Heute bin ich davon überzeugt, dass D. zurückkommen musste, nicht nur um etwas an mir gut zu machen, sondern, damit ich abschließen konnte. Ich sollte ihn mir noch einmal genau anschauen. Und das tat ich auch.

D. baute die gesamte Wohnung nach meinen Wünschen um. Mein Sohn bezog unsere ehemaligen Schlafräume in der oberen Etage und hatte fortan eine noch größere Ablagefläche für seinen Unrat, der mir nun aber aus den Augen war; die untere Wohnung wurde auf einer Ebene von 100 qm zusammengefasst, wodurch sich mein Wohnzimmer in einen sonnendurchfluteten, positiven Raum verwandelte. Das machte mich froh. Allein hätte ich das niemals geschafft.

Im April 2003 war D. fertig, auch mit dem Garten. Dann, im Mai, folgten die ersten Wochenenden, an denen er mit recht fragwürdigen Ausflüchten wegblieb. Da wusste ich, dass es endgültig aus war. Ich hatte genug von seinen Eskapaden und ließ mir die Kündigung für die gemeinsame Wohnung unterschreiben, um jederzeit ausziehen zu können.

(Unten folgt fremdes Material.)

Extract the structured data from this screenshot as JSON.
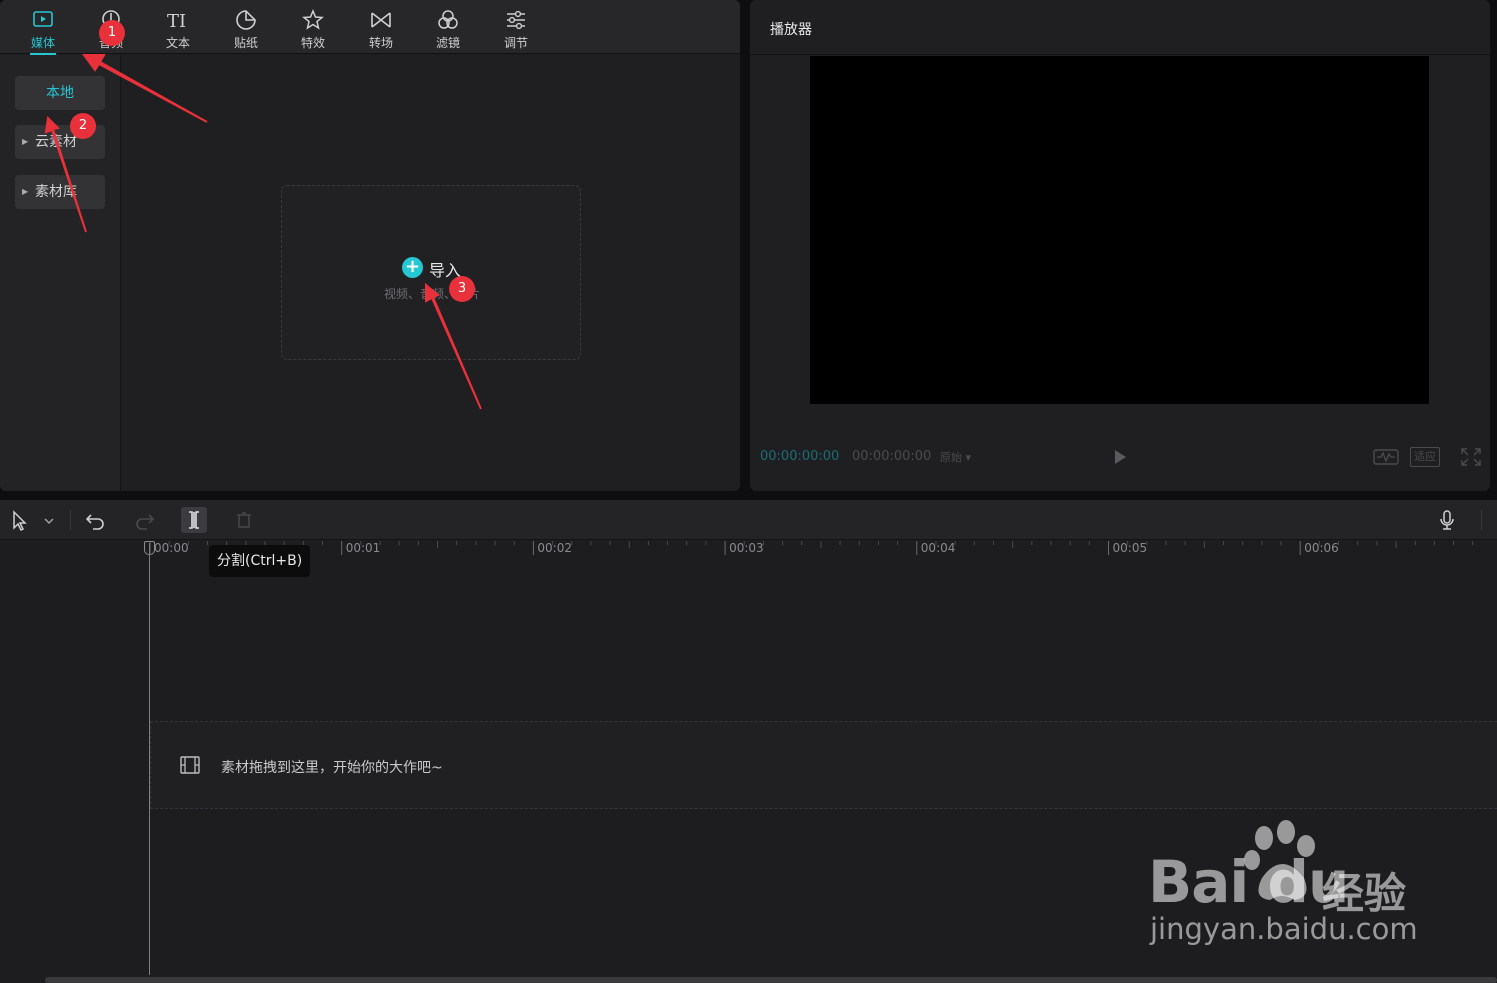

Ich packte ihm seine Siebensachen in große Umzugskartons und stellte sie in die Garage, wo er sie nach und nach abholte. Vorher wechselte ich den Zylinder des Schlosses zur Wohnung. Hier sollte er nicht mehr reinkommen. Das Thema D. war durch – ich konnte es abschließen und begraben.